California’s plan does mention in-person church services happening by the end of Phase 3, but I’m not talking about services exactly. I’m talking about church spaces. Many churches (in San Francisco at least) are small, no larger than the retail shops who get to re-open this week, so there could be distancing problems with reopening them. But many churches are large and airy—if not larger than grocery stores then at least far less crowded.

The church I usually go to most mornings is one of the biggest in town. There’s never more than four or five people there in the morning, none of them closer than 20 feet away from me. Also: nobody works at the church, or at least nobody is visibly working. The church is open for people to come and sit—maybe they pray (which is what I do) or maybe they just sit.

I really need to be able to go sit in church and pray again. And I’d totally do it in a mask and gloves if California would let me.

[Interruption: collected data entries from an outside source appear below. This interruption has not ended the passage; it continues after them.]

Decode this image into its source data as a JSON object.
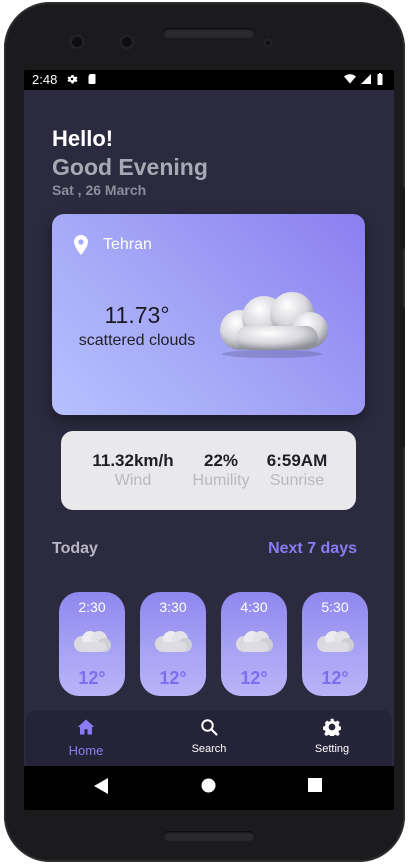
{
  "status_bar": {
    "time": "2:48",
    "left_icons": [
      "gear-icon",
      "sim-card-icon"
    ],
    "right_icons": [
      "wifi-icon",
      "signal-icon",
      "battery-icon"
    ]
  },
  "header": {
    "greeting": "Hello!",
    "subgreeting": "Good Evening",
    "date": "Sat , 26 March"
  },
  "weather_card": {
    "city": "Tehran",
    "temperature": "11.73°",
    "condition": "scattered clouds",
    "icon": "cloud-icon"
  },
  "stats": [
    {
      "value": "11.32km/h",
      "label": "Wind"
    },
    {
      "value": "22%",
      "label": "Humility"
    },
    {
      "value": "6:59AM",
      "label": "Sunrise"
    }
  ],
  "forecast": {
    "title": "Today",
    "link": "Next 7 days",
    "hours": [
      {
        "time": "2:30",
        "temp": "12°"
      },
      {
        "time": "3:30",
        "temp": "12°"
      },
      {
        "time": "4:30",
        "temp": "12°"
      },
      {
        "time": "5:30",
        "temp": "12°"
      }
    ]
  },
  "bottom_nav": {
    "items": [
      {
        "label": "Home",
        "icon": "home-icon",
        "active": true
      },
      {
        "label": "Search",
        "icon": "search-icon",
        "active": false
      },
      {
        "label": "Setting",
        "icon": "gear-icon",
        "active": false
      }
    ]
  },
  "system_nav": [
    "back-icon",
    "home-circle-icon",
    "recents-icon"
  ],
  "colors": {
    "background": "#2b2a3f",
    "accent": "#8c7cf3",
    "card_gradient_start": "#b6c1ff",
    "card_gradient_end": "#8b7ef0",
    "stats_card": "#e9e9ec"
  }
}
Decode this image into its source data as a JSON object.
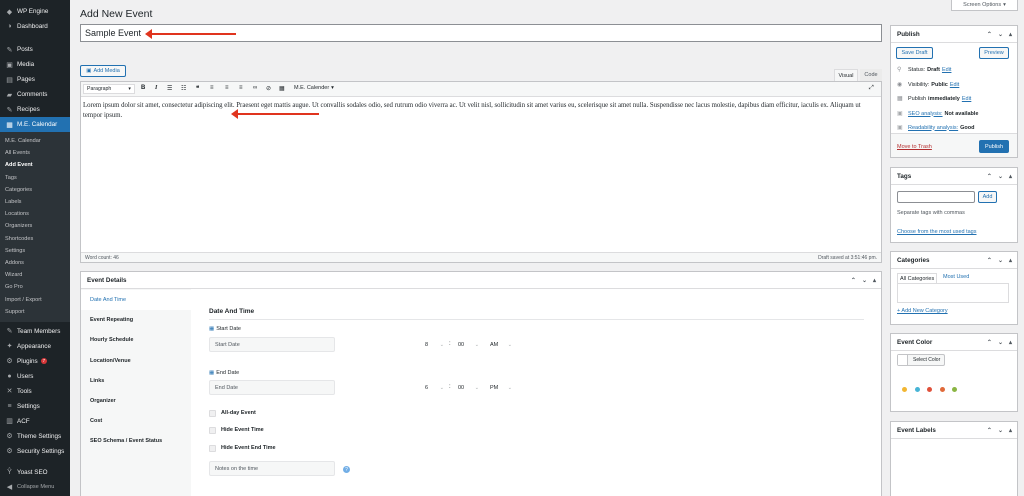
{
  "sidebar": {
    "top": [
      {
        "icon": "wp-engine-icon",
        "glyph": "◆",
        "label": "WP Engine"
      },
      {
        "icon": "dashboard-icon",
        "glyph": "◑",
        "label": "Dashboard"
      }
    ],
    "mid": [
      {
        "icon": "pin-icon",
        "glyph": "✎",
        "label": "Posts"
      },
      {
        "icon": "media-icon",
        "glyph": "▣",
        "label": "Media"
      },
      {
        "icon": "pages-icon",
        "glyph": "▤",
        "label": "Pages"
      },
      {
        "icon": "comments-icon",
        "glyph": "▰",
        "label": "Comments"
      },
      {
        "icon": "recipes-icon",
        "glyph": "✎",
        "label": "Recipes"
      }
    ],
    "active": {
      "icon": "calendar-icon",
      "glyph": "▦",
      "label": "M.E. Calendar"
    },
    "submenu": [
      "M.E. Calendar",
      "All Events",
      "Add Event",
      "Tags",
      "Categories",
      "Labels",
      "Locations",
      "Organizers",
      "Shortcodes",
      "Settings",
      "Addons",
      "Wizard",
      "Go Pro",
      "Import / Export",
      "Support"
    ],
    "current_submenu": "Add Event",
    "bottom": [
      {
        "icon": "team-icon",
        "glyph": "✎",
        "label": "Team Members"
      },
      {
        "icon": "appearance-icon",
        "glyph": "✦",
        "label": "Appearance"
      },
      {
        "icon": "plugins-icon",
        "glyph": "⚙",
        "label": "Plugins",
        "badge": "7"
      },
      {
        "icon": "users-icon",
        "glyph": "●",
        "label": "Users"
      },
      {
        "icon": "tools-icon",
        "glyph": "✕",
        "label": "Tools"
      },
      {
        "icon": "settings-icon",
        "glyph": "≡",
        "label": "Settings"
      },
      {
        "icon": "acf-icon",
        "glyph": "▥",
        "label": "ACF"
      },
      {
        "icon": "theme-settings-icon",
        "glyph": "⚙",
        "label": "Theme Settings"
      },
      {
        "icon": "security-icon",
        "glyph": "⚙",
        "label": "Security Settings"
      }
    ],
    "yoast": {
      "icon": "yoast-icon",
      "glyph": "Ŷ",
      "label": "Yoast SEO"
    },
    "collapse": {
      "icon": "collapse-icon",
      "glyph": "◀",
      "label": "Collapse Menu"
    }
  },
  "screen_options": "Screen Options",
  "page_title": "Add New Event",
  "title_value": "Sample Event",
  "add_media": "Add Media",
  "editor": {
    "tab_visual": "Visual",
    "tab_code": "Code",
    "format": "Paragraph",
    "calendar_dropdown": "M.E. Calender",
    "content": "Lorem ipsum dolor sit amet, consectetur adipiscing elit. Praesent eget mattis augue. Ut convallis sodales odio, sed rutrum odio viverra ac. Ut velit nisl, sollicitudin sit amet varius eu, scelerisque sit amet nulla. Suspendisse nec lacus molestie, dapibus diam efficitur, iaculis ex. Aliquam ut tempor ipsum.",
    "word_count": "Word count: 46",
    "draft_saved": "Draft saved at 3:51:46 pm."
  },
  "event_details": {
    "title": "Event Details",
    "tabs": [
      "Date And Time",
      "Event Repeating",
      "Hourly Schedule",
      "Location/Venue",
      "Links",
      "Organizer",
      "Cost",
      "SEO Schema / Event Status"
    ],
    "section_title": "Date And Time",
    "start_label": "Start Date",
    "start_placeholder": "Start Date",
    "start_hour": "8",
    "start_min": "00",
    "start_ampm": "AM",
    "colon": ":",
    "end_label": "End Date",
    "end_placeholder": "End Date",
    "end_hour": "6",
    "end_min": "00",
    "end_ampm": "PM",
    "allday": "All-day Event",
    "hide_time": "Hide Event Time",
    "hide_end": "Hide Event End Time",
    "notes_placeholder": "Notes on the time"
  },
  "publish": {
    "title": "Publish",
    "save_draft": "Save Draft",
    "preview": "Preview",
    "status_label": "Status:",
    "status_value": "Draft",
    "visibility_label": "Visibility:",
    "visibility_value": "Public",
    "publish_label": "Publish",
    "publish_value": "immediately",
    "edit": "Edit",
    "seo_link": "SEO analysis:",
    "seo_value": "Not available",
    "read_link": "Readability analysis:",
    "read_value": "Good",
    "trash": "Move to Trash",
    "publish_button": "Publish"
  },
  "tags": {
    "title": "Tags",
    "add": "Add",
    "help": "Separate tags with commas",
    "choose": "Choose from the most used tags"
  },
  "categories": {
    "title": "Categories",
    "tab_all": "All Categories",
    "tab_most": "Most Used",
    "add_new": "+ Add New Category"
  },
  "event_color": {
    "title": "Event Color",
    "button": "Select Color",
    "swatches": [
      "#f2b632",
      "#47b4d6",
      "#e0503a",
      "#e06a3a",
      "#8ab543"
    ]
  },
  "event_labels": {
    "title": "Event Labels"
  }
}
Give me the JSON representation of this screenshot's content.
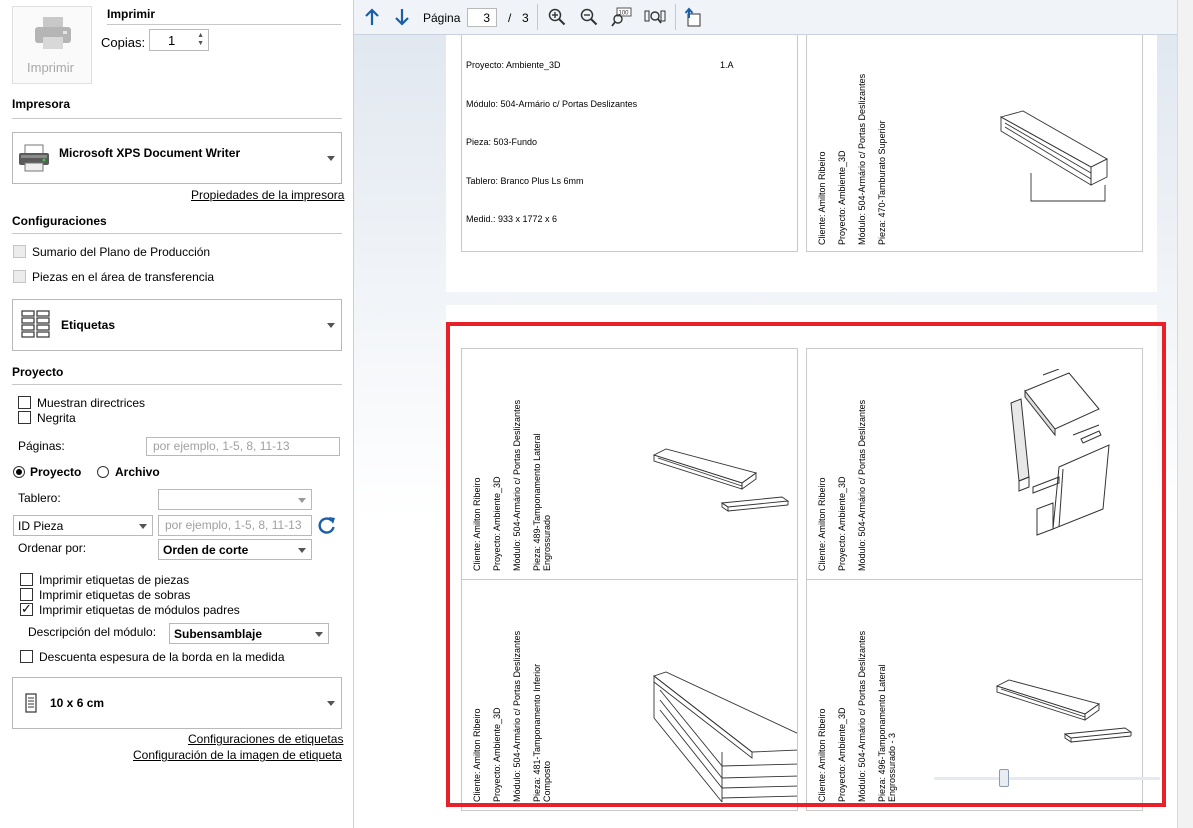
{
  "print": {
    "heading": "Imprimir",
    "button_label": "Imprimir",
    "copies_label": "Copias:",
    "copies_value": "1"
  },
  "printer": {
    "heading": "Impresora",
    "name": "Microsoft XPS Document Writer",
    "properties_link": "Propiedades de la impresora"
  },
  "settings": {
    "heading": "Configuraciones",
    "summary_option": "Sumario del Plano de Producción",
    "transfer_option": "Piezas en el área de transferencia",
    "mode": "Etiquetas"
  },
  "project": {
    "heading": "Proyecto",
    "show_guides": "Muestran directrices",
    "bold": "Negrita",
    "pages_label": "Páginas:",
    "pages_placeholder": "por ejemplo, 1-5, 8, 11-13",
    "radio_project": "Proyecto",
    "radio_file": "Archivo",
    "board_label": "Tablero:",
    "id_select": "ID Pieza",
    "id_placeholder": "por ejemplo, 1-5, 8, 11-13",
    "sort_label": "Ordenar por:",
    "sort_value": "Orden de corte",
    "print_parts": "Imprimir etiquetas de piezas",
    "print_leftovers": "Imprimir etiquetas de sobras",
    "print_parent_modules": "Imprimir etiquetas de módulos padres",
    "module_desc_label": "Descripción del módulo:",
    "module_desc_value": "Subensamblaje",
    "discount_edge": "Descuenta espesura de la borda en la medida",
    "label_size": "10 x 6 cm",
    "label_settings_link": "Configuraciones de etiquetas",
    "label_image_link": "Configuración de la imagen de etiqueta"
  },
  "toolbar": {
    "page_label": "Página",
    "current_page": "3",
    "separator": "/",
    "total_pages": "3"
  },
  "preview": {
    "top_left": {
      "project": "Proyecto: Ambiente_3D",
      "code": "1.A",
      "module": "Módulo: 504-Armário c/ Portas Deslizantes",
      "piece": "Pieza: 503-Fundo",
      "board": "Tablero: Branco Plus Ls 6mm",
      "measure": "Medid.: 933 x 1772 x 6"
    },
    "top_right": {
      "client": "Cliente: Amilton Ribeiro",
      "project": "Proyecto: Ambiente_3D",
      "module": "Módulo: 504-Armário c/ Portas Deslizantes",
      "piece": "Pieza: 470-Tamburato Superior"
    },
    "card1": {
      "client": "Cliente: Amilton Ribeiro",
      "project": "Proyecto: Ambiente_3D",
      "module": "Módulo: 504-Armário c/ Portas Deslizantes",
      "piece": "Pieza: 489-Tamponamento Lateral",
      "piece2": "Engrossurado"
    },
    "card2": {
      "client": "Cliente: Amilton Ribeiro",
      "project": "Proyecto: Ambiente_3D",
      "module": "Módulo: 504-Armário c/ Portas Deslizantes"
    },
    "card3": {
      "client": "Cliente: Amilton Ribeiro",
      "project": "Proyecto: Ambiente_3D",
      "module": "Módulo: 504-Armário c/ Portas Deslizantes",
      "piece": "Pieza: 481-Tamponamento Inferior",
      "piece2": "Composto"
    },
    "card4": {
      "client": "Cliente: Amilton Ribeiro",
      "project": "Proyecto: Ambiente_3D",
      "module": "Módulo: 504-Armário c/ Portas Deslizantes",
      "piece": "Pieza: 496-Tamponamento Lateral",
      "piece2": "Engrossurado - 3"
    }
  },
  "colors": {
    "highlight": "#e8202a",
    "accent": "#1a5fa8",
    "preview_bg": "#dfe6ef"
  }
}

Likewise, I really need the services of my campus and local libraries. I don’t need to go in there and sit and read. (I read at home; why I don’t pray at home I should get into more in a bit here.) But I want access to books, and while I personally can afford to buy any book I might want to read, it might be good to start thinking about giving people in a pandemic access to free books ASAP.

I understand that libraries circulate shared materials, and sharing anything in a pandemic makes everyone very nervous—for good reason. But I can imagine a curbside pickup system that could limit damages the way restaurants and stores currently do.

But I’m not looking in this post to talk about how this could happen, I want to focus more on why it should. Or at least, why I need it. I thought what I needed was bars so that I could be social again and feel like a person out in the world, but I’ve realized that bars are useful in this regard as a distraction from one’s day-to-day.

Libraries and church—okay so for whatever reason I’ve made a habit in my spiritual life of being in church to pray, so that while I can pray at home it feels like I’m not fully committing to God whenever I do, which is silly, and something I can get over in time, and so in the end, sure, I admit that I don’t need churches to reopen but I’d really like to be inside mine again—instead help me focus on my life. They’re absorptive in the way bars are distracting.

In short, they help me think and feel. And it would be great to live in a state that saw its citizens’ thinking and feeling as an essential resource and would work hard to quickly restore access to the venues in which we best perform this resource.[*] Putting what’s happening in those terms, it sounds like we need to reopen businesses ASAP.

But we don’t. This pandemic has taught us to rethink what we’ve thought was essential.

Here’s a claim for libraries and churches (or call them meditation centers if it helps). Let us think and feel before you put us back to the task of money-making and -spending, and maybe the future we need can come more quickly.

Footnotes    (↵ returns to text)
  1. Funny that I don’t consider universities to be part of the venues where people do good work thinking and feeling, but (a) universities require groups/crowds, and (b) I’m still on sabbatical and I’m not about to waste it.